Based on the knowledge of these habitat preferences, I constructed two habitat corridors in the easement at each of the four study sites. These ‘linkages’ were composed of rows of logs and branches that linked the natural vegetation on the two sides of the easement. After initial experimentation with straight linkages, I incorporated kinks to test more effectively whether spooled animals would follow the course of these structures to the shelter of the adjacent habitat or would ignore the favoured habitat characteristics provided in the linkages.

Antechinus stuartii used the linkages more than R. fuscipes; they were less inclined to move away from it and into the easement. While some R. fuscipes individuals did use the linkages either partially or entirely, others strayed from them into the open easement. They strayed significantly further when shrub vegetation in the linkage was dense. Rattus fuscipes was less likely to leave the linkages when they were straight than when there were kinks incorporated into them. The level of ground vegetation had little effect on the distance that R. fuscipes moved away from the linkages following release.

The path taken by animals released on linkages, as well as in the open easement was described using a measure of ‘tortuosity’; the numbers of angles in each of four size classes per unit distance. It was then possible to compare the nature of the movement paths of animals in the open easement, on the habitat linkages, and in the adjacent habitat. Overall, the greatest number of turns per metre was made in the open easement, with fewest in the forest habitat. For both R. fuscipes and A. stuartii, the trend was for more of the smallest angles in the open than the habitat, and more large angles in the habitat. I found no significant difference between the open easement and the linkage in terms of the proportions of turns in each angle category for either species.

Finally, I carried out a series of translocations of R. fuscipes and A. stuartii to test whether easement crossing could be induced in individuals that usually showed no evidence of inclination to travel into the easement. Selection of habitat characteristics and the tortuosity of the movement path were recorded. More than half of the individuals translocated to the opposite side of the easement returned to their side of origin in 1-5 days. Others may have returned after trapping was concluded or were simply not recaptured during the trapping session. Thus, animals can and will cross the powerline easements. Translocated animals exhibited a more tortuous movement path than animals in familiar habitat, which may be related to searching behaviour as the animal investigates its new environment, perhaps selecting a travel path for the return journey to its home range.

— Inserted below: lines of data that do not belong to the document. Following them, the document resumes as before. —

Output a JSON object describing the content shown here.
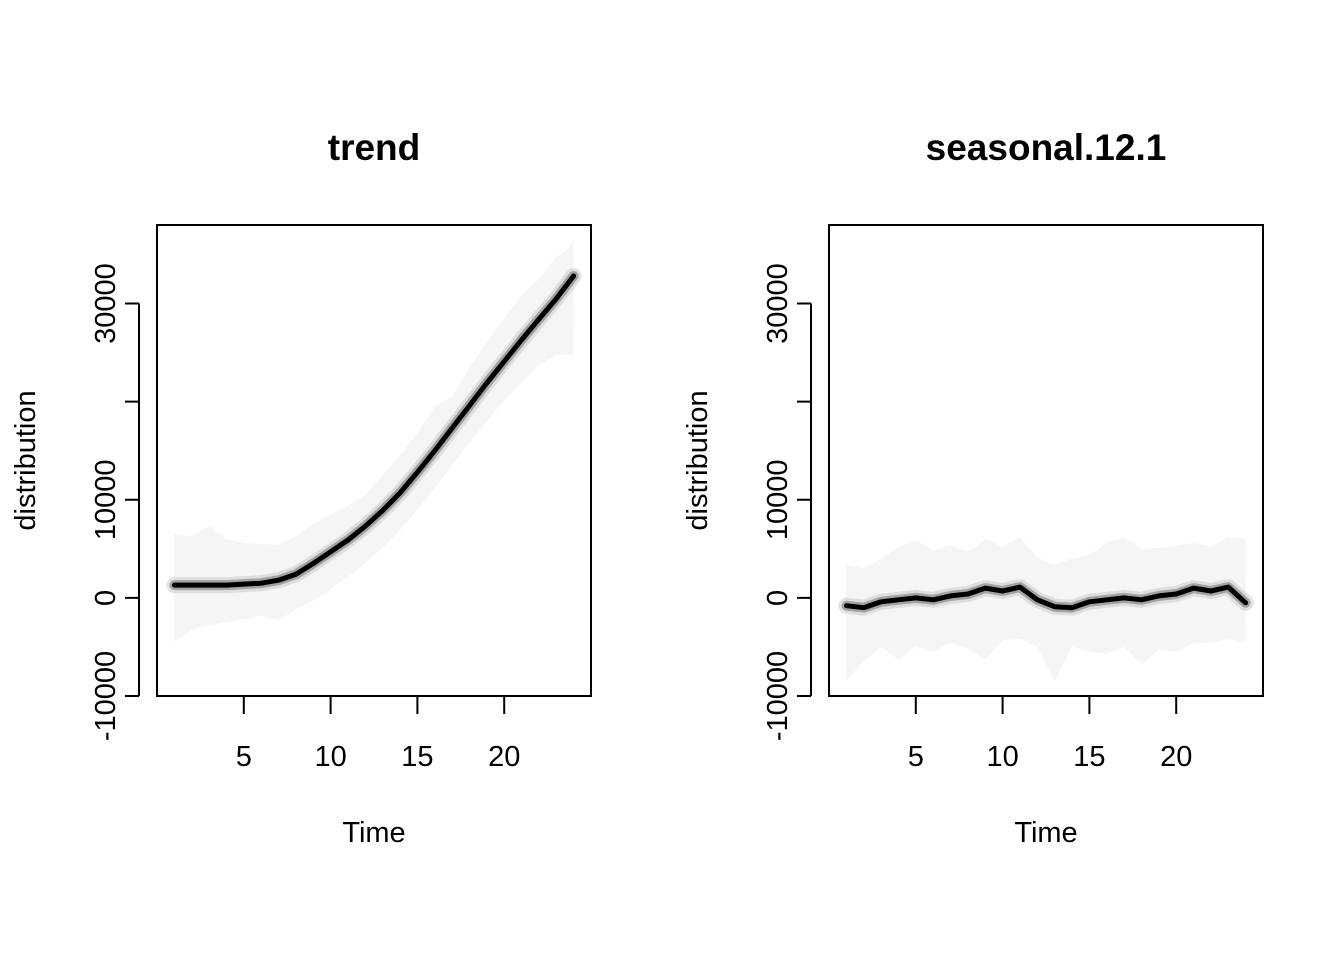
{
  "chart_data": [
    {
      "type": "area",
      "title": "trend",
      "xlabel": "Time",
      "ylabel": "distribution",
      "xlim": [
        0,
        25
      ],
      "ylim": [
        -10000,
        38000
      ],
      "xticks": [
        5,
        10,
        15,
        20
      ],
      "xtick_labels": [
        "5",
        "10",
        "15",
        "20"
      ],
      "yticks": [
        -10000,
        0,
        10000,
        20000,
        30000
      ],
      "ytick_labels": [
        "-10000",
        "0",
        "10000",
        "",
        "30000"
      ],
      "x": [
        1,
        2,
        3,
        4,
        5,
        6,
        7,
        8,
        9,
        10,
        11,
        12,
        13,
        14,
        15,
        16,
        17,
        18,
        19,
        20,
        21,
        22,
        23,
        24
      ],
      "median": [
        1300,
        1300,
        1300,
        1300,
        1400,
        1500,
        1800,
        2400,
        3500,
        4700,
        5900,
        7300,
        8900,
        10700,
        12800,
        15000,
        17300,
        19600,
        21900,
        24100,
        26300,
        28400,
        30500,
        32800
      ],
      "bands": [
        {
          "lower": [
            700,
            700,
            750,
            750,
            850,
            950,
            1250,
            1850,
            2900,
            4100,
            5300,
            6700,
            8300,
            10100,
            12200,
            14400,
            16700,
            19000,
            21300,
            23500,
            25700,
            27800,
            29900,
            32000
          ],
          "upper": [
            1900,
            1900,
            1850,
            1850,
            1950,
            2050,
            2350,
            2950,
            4100,
            5300,
            6500,
            7900,
            9500,
            11300,
            13400,
            15600,
            17900,
            20200,
            22500,
            24700,
            26900,
            29000,
            31100,
            33600
          ]
        },
        {
          "lower": [
            -300,
            -200,
            -100,
            0,
            100,
            300,
            600,
            1200,
            2200,
            3400,
            4600,
            6000,
            7600,
            9400,
            11500,
            13700,
            16000,
            18300,
            20600,
            22800,
            24900,
            27000,
            29000,
            31200
          ],
          "upper": [
            2900,
            2900,
            2900,
            2800,
            2800,
            2900,
            3100,
            3700,
            4800,
            6000,
            7200,
            8600,
            10200,
            12000,
            14100,
            16300,
            18600,
            20900,
            23200,
            25400,
            27700,
            29800,
            32000,
            34500
          ]
        },
        {
          "lower": [
            -1700,
            -1400,
            -1100,
            -900,
            -600,
            -300,
            0,
            500,
            1400,
            2600,
            3800,
            5200,
            6800,
            8600,
            10700,
            12900,
            15200,
            17500,
            19800,
            21900,
            24000,
            26000,
            28000,
            29800
          ],
          "upper": [
            4300,
            4200,
            4100,
            3900,
            3700,
            3600,
            3800,
            4500,
            5600,
            6800,
            8000,
            9400,
            11000,
            12800,
            14900,
            17100,
            19400,
            21700,
            24000,
            26300,
            28600,
            30800,
            33000,
            35600
          ]
        },
        {
          "lower": [
            -3500,
            -2600,
            -2200,
            -2000,
            -1600,
            -1200,
            -1200,
            -500,
            400,
            1600,
            2800,
            4200,
            5800,
            7600,
            9700,
            11900,
            14200,
            16500,
            18700,
            20800,
            22800,
            24600,
            26300,
            27400
          ],
          "upper": [
            5900,
            5500,
            6500,
            5100,
            4800,
            4700,
            4600,
            5300,
            6500,
            7700,
            8800,
            10000,
            11600,
            13500,
            15700,
            17800,
            20000,
            22400,
            24800,
            27200,
            29600,
            31600,
            33800,
            36500
          ]
        },
        {
          "lower": [
            -4500,
            -3300,
            -2800,
            -2500,
            -2200,
            -1800,
            -2300,
            -1200,
            -300,
            900,
            2100,
            3500,
            5100,
            6900,
            9000,
            11200,
            13500,
            15800,
            18000,
            20100,
            22000,
            23700,
            24800,
            24800
          ],
          "upper": [
            6500,
            6300,
            7300,
            6000,
            5600,
            5500,
            5400,
            6300,
            7500,
            8500,
            9400,
            10500,
            12500,
            14500,
            16800,
            19500,
            20500,
            23500,
            26000,
            28500,
            30800,
            32500,
            34800,
            35800
          ]
        }
      ],
      "colors": {
        "median": "#000000",
        "band": "#f5f5f5",
        "frame": "#000000",
        "background": "#ffffff"
      }
    },
    {
      "type": "area",
      "title": "seasonal.12.1",
      "xlabel": "Time",
      "ylabel": "distribution",
      "xlim": [
        0,
        25
      ],
      "ylim": [
        -10000,
        38000
      ],
      "xticks": [
        5,
        10,
        15,
        20
      ],
      "xtick_labels": [
        "5",
        "10",
        "15",
        "20"
      ],
      "yticks": [
        -10000,
        0,
        10000,
        20000,
        30000
      ],
      "ytick_labels": [
        "-10000",
        "0",
        "10000",
        "",
        "30000"
      ],
      "x": [
        1,
        2,
        3,
        4,
        5,
        6,
        7,
        8,
        9,
        10,
        11,
        12,
        13,
        14,
        15,
        16,
        17,
        18,
        19,
        20,
        21,
        22,
        23,
        24
      ],
      "median": [
        -800,
        -1000,
        -400,
        -200,
        0,
        -200,
        200,
        400,
        1000,
        700,
        1100,
        -200,
        -900,
        -1000,
        -400,
        -200,
        0,
        -200,
        200,
        400,
        1000,
        700,
        1100,
        -500
      ],
      "bands": [
        {
          "lower": [
            -1400,
            -1600,
            -1000,
            -800,
            -600,
            -800,
            -400,
            -200,
            400,
            100,
            500,
            -800,
            -1500,
            -1600,
            -1000,
            -800,
            -600,
            -800,
            -400,
            -200,
            400,
            100,
            500,
            -1100
          ],
          "upper": [
            -200,
            -400,
            200,
            400,
            600,
            400,
            800,
            1000,
            1600,
            1300,
            1700,
            400,
            -300,
            -400,
            200,
            400,
            600,
            400,
            800,
            1000,
            1600,
            1300,
            1700,
            100
          ]
        },
        {
          "lower": [
            -2100,
            -2300,
            -1700,
            -1500,
            -1300,
            -1500,
            -1100,
            -900,
            -300,
            -600,
            -200,
            -1500,
            -2200,
            -2300,
            -1700,
            -1500,
            -1300,
            -1500,
            -1100,
            -900,
            -300,
            -600,
            -200,
            -1800
          ],
          "upper": [
            500,
            300,
            900,
            1100,
            1300,
            1100,
            1500,
            1700,
            2300,
            2000,
            2400,
            1100,
            400,
            300,
            900,
            1100,
            1300,
            1100,
            1500,
            1700,
            2300,
            2000,
            2400,
            800
          ]
        },
        {
          "lower": [
            -3300,
            -3400,
            -2800,
            -2600,
            -2500,
            -2700,
            -2300,
            -2100,
            -1500,
            -1800,
            -1400,
            -2700,
            -3400,
            -3500,
            -2900,
            -2700,
            -2500,
            -2700,
            -2300,
            -2100,
            -1500,
            -1800,
            -1400,
            -3000
          ],
          "upper": [
            1700,
            1500,
            2100,
            2300,
            2500,
            2300,
            2700,
            2900,
            3500,
            3200,
            3600,
            2300,
            1600,
            1500,
            2100,
            2300,
            2500,
            2300,
            2700,
            2900,
            3500,
            3200,
            3600,
            2000
          ]
        },
        {
          "lower": [
            -5500,
            -4800,
            -4600,
            -4900,
            -4300,
            -4400,
            -4200,
            -4300,
            -3500,
            -3500,
            -3200,
            -4700,
            -6000,
            -5000,
            -4700,
            -4600,
            -4400,
            -4500,
            -4100,
            -4200,
            -3500,
            -3600,
            -3300,
            -4200
          ],
          "upper": [
            3200,
            2500,
            3700,
            4500,
            5500,
            4200,
            4500,
            4800,
            5500,
            4800,
            5800,
            3700,
            3200,
            3500,
            3900,
            4500,
            5500,
            4300,
            4500,
            5000,
            5200,
            4900,
            5800,
            5700
          ]
        },
        {
          "lower": [
            -8400,
            -6500,
            -5000,
            -6300,
            -5000,
            -5500,
            -4600,
            -5200,
            -6300,
            -4300,
            -4200,
            -5000,
            -8500,
            -5000,
            -5500,
            -5700,
            -5000,
            -6800,
            -5300,
            -5500,
            -4600,
            -4600,
            -4200,
            -4500
          ],
          "upper": [
            3400,
            3000,
            4000,
            5200,
            5900,
            4800,
            5400,
            4600,
            6000,
            5200,
            6200,
            4100,
            3400,
            4000,
            4400,
            5600,
            6200,
            5000,
            5100,
            5300,
            5600,
            5200,
            6200,
            6000
          ]
        }
      ],
      "colors": {
        "median": "#000000",
        "band": "#f5f5f5",
        "frame": "#000000",
        "background": "#ffffff"
      }
    }
  ]
}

Powerlines are a little-studied source of habitat fragmentation, despite the widespread nature of their distribution. Given the barrier effect that has been demonstrated in this study and the potential ecological consequences of this and also of edge effects, these habitat features deserve greater attention. While corridors may in some situations mitigate the barrier effect for native animal species, linkages across powerline easements constructed in this study had little impact on the number of easement crossing events. This suggests that our understanding of what characteristics of natural habitats need to be incorporated into corridors to make them more suitable is insufficient. Closer examination of the factors that influence the movement behaviour of small mammals in a variety of habitat situations will provide useful insights into how management actions could be improved.